Still not feeling to good as my head feels constantly lost in a fog of confusion, which isn’t being helped by the extreme heat and humidity we are having at the moment, its also making my granddaughter Fira and niece Melatie very uncomfortable and they keep crying from irritability which in turn is playing havoc with my mind and it just seems that everything I try to do this week is going wrong.

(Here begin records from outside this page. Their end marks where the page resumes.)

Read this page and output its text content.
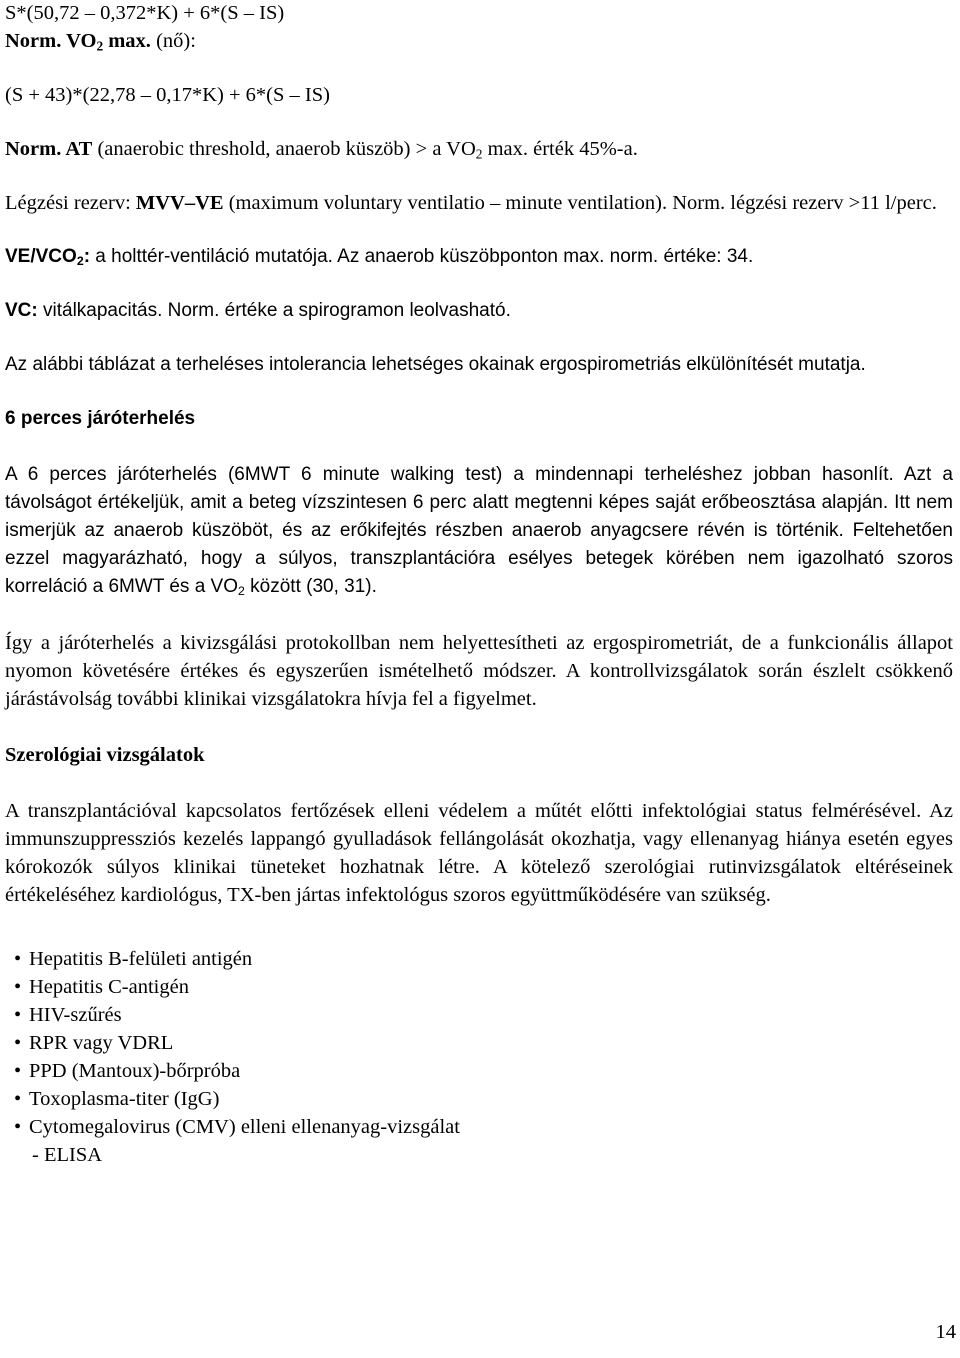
S*(50,72 – 0,372*K) + 6*(S – IS)

Norm. $VO_2$ max. (nő):

(S + 43)*(22,78 – 0,17*K) + 6*(S – IS)

Norm. AT (anaerobic threshold, anaerob küszöb) > a $VO_2$ max. érték 45%-a.

Légzési rezerv: MVV–VE (maximum voluntary ventilatio – minute ventilation). Norm. légzési rezerv >11 l/perc.

$VE/VCO_2$: a holttér-ventiláció mutatója. Az anaerob küszöbponton max. norm. értéke: 34.

VC: vitálkapacitás. Norm. értéke a spirogramon leolvasható.

Az alábbi táblázat a terheléses intolerancia lehetséges okainak ergospirometriás elkülönítését mutatja.

6 perces járóterhelés

A 6 perces járóterhelés (6MWT 6 minute walking test) a mindennapi terheléshez jobban hasonlít. Azt a távolságot értékeljük, amit a beteg vízszintesen 6 perc alatt megtenni képes saját erőbeosztása alapján. Itt nem ismerjük az anaerob küszöböt, és az erőkifejtés részben anaerob anyagcsere révén is történik. Feltehetően ezzel magyarázható, hogy a súlyos, transzplantációra esélyes betegek körében nem igazolható szoros korreláció a 6MWT és a $VO_2$ között (30, 31).

Így a járóterhelés a kivizsgálási protokollban nem helyettesítheti az ergospirometriát, de a funkcionális állapot nyomon követésére értékes és egyszerűen ismételhető módszer. A kontrollvizsgálatok során észlelt csökkenő járástávolság további klinikai vizsgálatokra hívja fel a figyelmet.

Szerológiai vizsgálatok

A transzplantációval kapcsolatos fertőzések elleni védelem a műtét előtti infektológiai status felmérésével. Az immunszuppressziós kezelés lappangó gyulladások fellángolását okozhatja, vagy ellenanyag hiánya esetén egyes kórokozók súlyos klinikai tüneteket hozhatnak létre. A kötelező szerológiai rutinvizsgálatok eltéréseinek értékeléséhez kardiológus, TX-ben jártas infektológus szoros együttműködésére van szükség.

• Hepatitis B-felületi antigén
• Hepatitis C-antigén
• HIV-szűrés
• RPR vagy VDRL
• PPD (Mantoux)-bőrpróba
• Toxoplasma-titer (IgG)
• Cytomegalovirus (CMV) elleni ellenanyag-vizsgálat
- ELISA
14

Then to top it all off today ‘Thursday’ late afternoon Sumi has a prayer meeting for our granddaughter Fira being one year old, I know that her Birthday was two weeks ago but this is all to do with it being a tradition on the day that Fira was actually born and the day that the Gregorian Calendar coincides with the Javanese Calendar which only has five days in the week… yes I know, it totally confuses me as well!!! But it means that this afternoon there will be over 60 guests in the house for the prayer meeting so Sumi, family and friends have been preparing and cooking for the past two days and today it’s extremely busy for something that only lasts “One Hour” and seems to be costing us a fortune, and causing a lot of noisy ladies pounding in my head! And to be very honest all theses frequent traditions and customs is something I just can’t handle anymore as they cause me a lot of anxiety so I’m looking forward to having a day out of the house tomorrow.
But one thing is becoming very clear ‘and that is’ that living out here and having mixed Dementia with Alzheimer’s and living within a community that has ‘NO’ Alzheimer’s society, ‘NO’ day care centres or Memory cafes, ‘NO’ telephone help lines, ‘NO’ dementia support systems and “NO” concept of what dementia is or how it affects a person is just an added burden on my brain and daily life but there is nothing I can do to alter the way things are as I’m stuck between the devil and the deep blue sea of home!!